We arranged to meet the Landgreens at Avila Beach about mid-afternoon. After hanging at the beach, looking at old photos, we drove to SLO for an early dinner at NOLO. Swapping experiences and observations with Mark and Chris is always easy and worthwhile.

Thumbnail of View from Talley VineyardsWe took a brief wine tour on Tuesday. Earlier in the week I called our friend Spencer Graham for advice about the wines of the neighborhood. Spencer, who once cooked wonderful food at the C&O and then sold wine wholesale, now makes the fine Elizabeth Spencer wines. He had a couple of recommendations, so we drove 15 mins to the east and found the Edna Valley neighborhood. We---well, I---tasted a few wines at Bailyana and Talley (select image at the right for a larger view) and snagged some ready-now sauvignon blancs and some hold-for-later pinot noirs. Good fun, in my estimation.

As noted previously, we failed to bring a bird book with us (other than the wonderful Identify Yourself that I got for a gift recently and didn't have a chance to read while on the trip), so birding was primarily an act of looking, enjoying, and wondering. We saw lots of familiar birds and some that were new or seen not-so-recently. There were gulls of various stripe (including many unfledge juveniles), pelicans, cormorants, doves, jays, mockers, sparrows, and etc. A couple of notable birds:

  • Pigeon Guillemot
  • Black Oystercatcher (Pat called "oystercatcher" on site with no book)

I took many images of birds, many when there were shore birds sitting on rocks at a distance. They are a little like the typical tourist images in which the objects in the distance are so small that one wishes for a telephoto lense more powerful than one has. Of course, I could have enlarged them substantially, but then I would have simply been showing my inadequate skills in focusing.

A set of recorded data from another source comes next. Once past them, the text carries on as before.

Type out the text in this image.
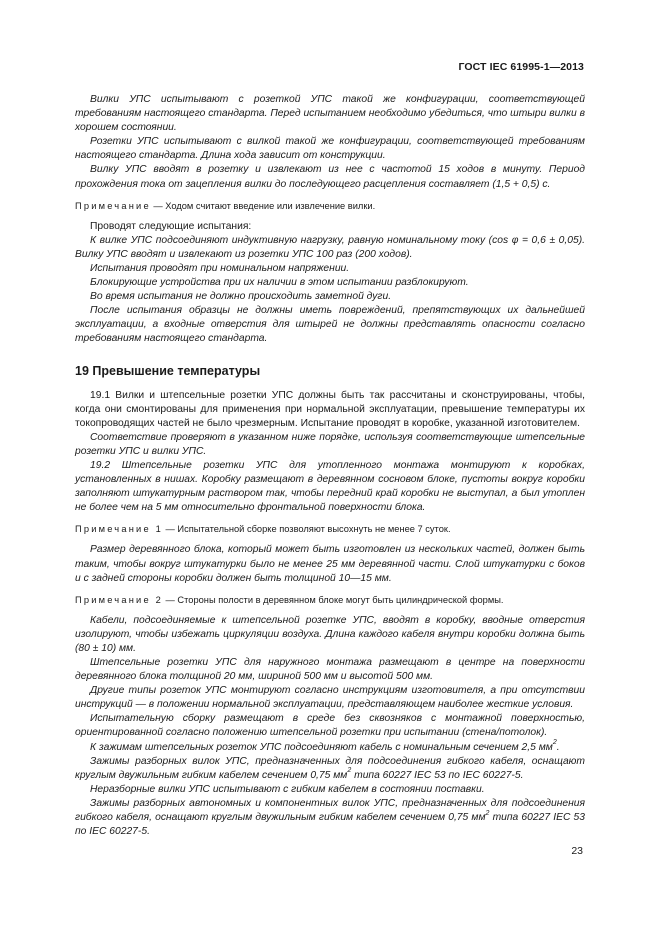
ГОСТ IEC 61995-1—2013

Вилки УПС испытывают с розеткой УПС такой же конфигурации, соответствующей требованиям настоящего стандарта. Перед испытанием необходимо убедиться, что штыри вилки в хорошем состоянии.

Розетки УПС испытывают с вилкой такой же конфигурации, соответствующей требованиям настоящего стандарта. Длина хода зависит от конструкции.

Вилку УПС вводят в розетку и извлекают из нее с частотой 15 ходов в минуту. Период прохождения тока от зацепления вилки до последующего расцепления составляет (1,5 + 0,5) с.

Примечание — Ходом считают введение или извлечение вилки.

Проводят следующие испытания:

К вилке УПС подсоединяют индуктивную нагрузку, равную номинальному току (cos φ = 0,6 ± 0,05). Вилку УПС вводят и извлекают из розетки УПС 100 раз (200 ходов).

Испытания проводят при номинальном напряжении.

Блокирующие устройства при их наличии в этом испытании разблокируют.

Во время испытания не должно происходить заметной дуги.

После испытания образцы не должны иметь повреждений, препятствующих их дальнейшей эксплуатации, а входные отверстия для штырей не должны представлять опасности согласно требованиям настоящего стандарта.

19 Превышение температуры

19.1 Вилки и штепсельные розетки УПС должны быть так рассчитаны и сконструированы, чтобы, когда они смонтированы для применения при нормальной эксплуатации, превышение температуры их токопроводящих частей не было чрезмерным. Испытание проводят в коробке, указанной изготовителем.

Соответствие проверяют в указанном ниже порядке, используя соответствующие штепсельные розетки УПС и вилки УПС.

19.2 Штепсельные розетки УПС для утопленного монтажа монтируют к коробках, установленных в нишах. Коробку размещают в деревянном сосновом блоке, пустоты вокруг коробки заполняют штукатурным раствором так, чтобы передний край коробки не выступал, а был утоплен не более чем на 5 мм относительно фронтальной поверхности блока.

Примечание 1 — Испытательной сборке позволяют высохнуть не менее 7 суток.

Размер деревянного блока, который может быть изготовлен из нескольких частей, должен быть таким, чтобы вокруг штукатурки было не менее 25 мм деревянной части. Слой штукатурки с боков и с задней стороны коробки должен быть толщиной 10—15 мм.

Примечание 2 — Стороны полости в деревянном блоке могут быть цилиндрической формы.

Кабели, подсоединяемые к штепсельной розетке УПС, вводят в коробку, вводные отверстия изолируют, чтобы избежать циркуляции воздуха. Длина каждого кабеля внутри коробки должна быть (80 ± 10) мм.

Штепсельные розетки УПС для наружного монтажа размещают в центре на поверхности деревянного блока толщиной 20 мм, шириной 500 мм и высотой 500 мм.

Другие типы розеток УПС монтируют согласно инструкциям изготовителя, а при отсутствии инструкций — в положении нормальной эксплуатации, представляющем наиболее жесткие условия.

Испытательную сборку размещают в среде без сквозняков с монтажной поверхностью, ориентированной согласно положению штепсельной розетки при испытании (стена/потолок).

К зажимам штепсельных розеток УПС подсоединяют кабель с номинальным сечением 2,5 $мм^2$.

Зажимы разборных вилок УПС, предназначенных для подсоединения гибкого кабеля, оснащают круглым двужильным гибким кабелем сечением 0,75 $мм^2$ типа 60227 IEC 53 по IEC 60227-5.

Неразборные вилки УПС испытывают с гибким кабелем в состоянии поставки.

Зажимы разборных автономных и компонентных вилок УПС, предназначенных для подсоединения гибкого кабеля, оснащают круглым двужильным гибким кабелем сечением 0,75 $мм^2$ типа 60227 IEC 53 по IEC 60227-5.

23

I spent a lot of time waiting for a pelican to fly close enough that I could get a closeup of one in flight. It was simply an effort to develop greater facilty with my new camera. I figured that if monkey could probabilistically be expected to type an encyclopedia or dictionary, I could take sufficient photos to get at least one good one. Mostly I failed. So far, I am still amassing sufficient photos, but the best I have to show for my effort to date is this one.

Unlike many of our trips, dining was not focal activity for this vacation. We had about one good dish---a tuna appetizer at Steamers in Pismo Beach---and lots of pretty ordinary food.